Так он шагал, не ведая усталости, пока не кончился лес и мы не оказались на вершине высокого перевала. Вдаль за горизонт уходили выжженные солнцем холмы. А прямо перед нами в немереных и бездонных глубинах все же открывалась изумрудная долина.
Лёня стал внимательно обследовать натуру, подыскивать подходящий пейзаж и внушительный отрог, откуда он мог бы живописно сорваться и полететь над горами, но под этим самым отрогом виделась ему незаметная для стороннего глаза приступочка. Мало ли, вдруг опять что-нибудь не получится?..
А я легла на камень животом, на раскаленный каменный валунище над обрывом, подползла к его краю и свесила голову в пропасть. Неописуемая картина предстала мне: в белой дымке — умопомрачительных размеров — раскинулся подо мной громадный кусок Земного шара — поистине планетарного масштаба, и я вспомнила стих одного китайца эпохи Тан:
Вершина Дунсюань
Чужда человеческим заботам…
Зеленые горы переполняют наши глаза.
У меня вдруг возникло такое чувство, будто бы я осталась единственным человеком на Земле — вне времени, вне опоры, полностью одиноким, бездомным, безымянным. Вот Вселенная, вот безбрежный космос, вот великая Земля, и я — черточка на камне. Я с ужасом представила себе, что могла бы умереть, не увидев этой бездны, равной любви, так и не поняв, каким поразительным даром была эта жизнь.
Свет был слишком ярок, один только свет, не отбрасывающий тени. Я переживала пространство, лишенное знакомых границ. И ощущала дикое замешательство. Меня так трясло, прямо аж подбрасывало. Но если кроме бешеного моего трепетания еще оставалось в этом мире движение, то разве что, как говорили древние, — движение безмолвия в беспредельное, ибо мир под моими простертыми дланями остановился.
Это было редкое для меня состояние абсолютного внимания. Поэтому краем глаза я определила, что Лёня облюбовал-таки отрог с приступочкой. И тоже застыл на нем с крыльями за спиной, сумрачно обозревая землю, как делал обычно Демон из поэмы Лермонтова про царицу Тамару.
Вдруг на безлюдном перевале, куда, казалось, до нас никогда не ступала нога человека, раздался незнакомый голос:
— Сэр! Вы не разменяете тысячу рупий?
Мы вздрогнули и обернулись.
Из лесу к нам приближался высокий плотный индус в темном пиджаке, в плисовых штанах и в ботинках, что удивительно: мало кто из туземных жителей в Гималаях среди бела дня расхаживает в ботинках. И такая хмурая у него физиономия! Глазки маленькие, колючие, рожа черная и лихие разбойничьи усы.
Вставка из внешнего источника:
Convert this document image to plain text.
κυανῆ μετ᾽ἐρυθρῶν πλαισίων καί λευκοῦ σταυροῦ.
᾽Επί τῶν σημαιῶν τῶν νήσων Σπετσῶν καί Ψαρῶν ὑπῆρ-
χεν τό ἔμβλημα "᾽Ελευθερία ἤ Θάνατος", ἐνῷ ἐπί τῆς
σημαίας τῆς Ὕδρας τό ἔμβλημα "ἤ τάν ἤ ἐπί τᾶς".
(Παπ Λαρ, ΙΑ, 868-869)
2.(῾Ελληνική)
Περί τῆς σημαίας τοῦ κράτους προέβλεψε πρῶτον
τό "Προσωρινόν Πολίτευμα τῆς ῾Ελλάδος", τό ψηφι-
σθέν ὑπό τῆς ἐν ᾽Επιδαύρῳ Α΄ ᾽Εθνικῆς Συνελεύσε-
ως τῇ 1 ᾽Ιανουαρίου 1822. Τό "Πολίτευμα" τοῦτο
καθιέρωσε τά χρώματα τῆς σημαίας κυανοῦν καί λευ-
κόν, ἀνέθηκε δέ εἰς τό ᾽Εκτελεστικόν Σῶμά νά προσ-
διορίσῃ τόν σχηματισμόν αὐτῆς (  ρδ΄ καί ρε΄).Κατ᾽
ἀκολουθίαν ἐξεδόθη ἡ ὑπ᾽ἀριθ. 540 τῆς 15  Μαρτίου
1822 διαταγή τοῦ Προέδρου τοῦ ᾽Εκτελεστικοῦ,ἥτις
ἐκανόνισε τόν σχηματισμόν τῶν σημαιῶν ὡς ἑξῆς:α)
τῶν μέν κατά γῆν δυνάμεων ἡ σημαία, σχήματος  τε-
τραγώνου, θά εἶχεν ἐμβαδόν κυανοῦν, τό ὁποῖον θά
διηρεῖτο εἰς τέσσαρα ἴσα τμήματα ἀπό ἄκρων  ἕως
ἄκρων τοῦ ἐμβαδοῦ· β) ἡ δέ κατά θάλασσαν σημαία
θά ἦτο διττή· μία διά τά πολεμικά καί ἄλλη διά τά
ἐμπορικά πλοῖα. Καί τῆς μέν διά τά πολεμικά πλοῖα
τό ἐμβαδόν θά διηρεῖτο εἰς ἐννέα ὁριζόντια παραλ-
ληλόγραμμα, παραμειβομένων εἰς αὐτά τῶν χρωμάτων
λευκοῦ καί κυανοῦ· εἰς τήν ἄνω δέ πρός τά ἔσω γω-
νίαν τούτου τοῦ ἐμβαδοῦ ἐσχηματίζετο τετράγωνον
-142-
А мы с Лёней как раз побаивались разбойников. Нас предупредили, что под небом Индии на севере в горах существуют племена, целиком состоящие из жуликов и аферистов. Их называют дайкотами. Одни практикуют мелкие кражи, другие — серьезные грабежи. Но, говорят, и те, и те, в принципе, стараются не прибегать к насилию, предпочитая чистой воды мошенничество, секретам которого старики за определенную долю награбленного учат молодежь, как это водится во всех уважаемых трудовых династиях нашей планеты.
Есть даже такая притча. Сын старого вора попросил отца научить его ремеслу. Темной ночью пробрались они в дом, обчистили его до нитки, а когда стали сматывать удочки, старик неожиданно запер своего сына в платяном шкафу. Сам же, убегая, нарочно поднял шум, гам и тарарам.
Наутро сын, взмыленный, оборванный, с горящими глазами, примчался домой, видит: папа сидит, завтракает, пьет чай и спокойно читает газету.
— Ах, ты, старый, совсем выжил из ума??? — закричал бедный парень.
А отец — ему с мудрой улыбкой:
— Поздравляю, сынок, отныне ты стал настоящим вором!..
Но именно в Индии, собираясь ограбить кого-нибудь или, не дай бог, убить, разбойник мог невзначай напороться на просветленного садху, который не боялся смерти и не имел ничего такого, чтобы, к примеру, страшно огорчиться, если у него это отобрать. Каждая такая встреча оставалась притчей жить в веках.
Кроме остальных семидесяти семи смыслов, речь в этих историях идет об одном: как важно и полезно сохранять осознанность каждую минуту, особенно если в ситуации присутствует вызов. Вот на пустынном перевале, где лишь высятся голые скалы и проплывают облака, ты встретил сумрачного типа, сующего тебе банкноту в тысячу рупий с просьбой разменять ее на более мелкие купюры, и мы с Лёней понимаем, что дело тут нечисто.
Лёня говорит:
— У нас нет таких денег.
А он:
— Да вы посмотрите, может, найдется.
Лёня говорит:
— Ничего у меня не найдется.
Стали препираться. Тут Лёня присмотрелся повнимательней, и вдруг эта тысяча, ему, видимо, показалась поддельной.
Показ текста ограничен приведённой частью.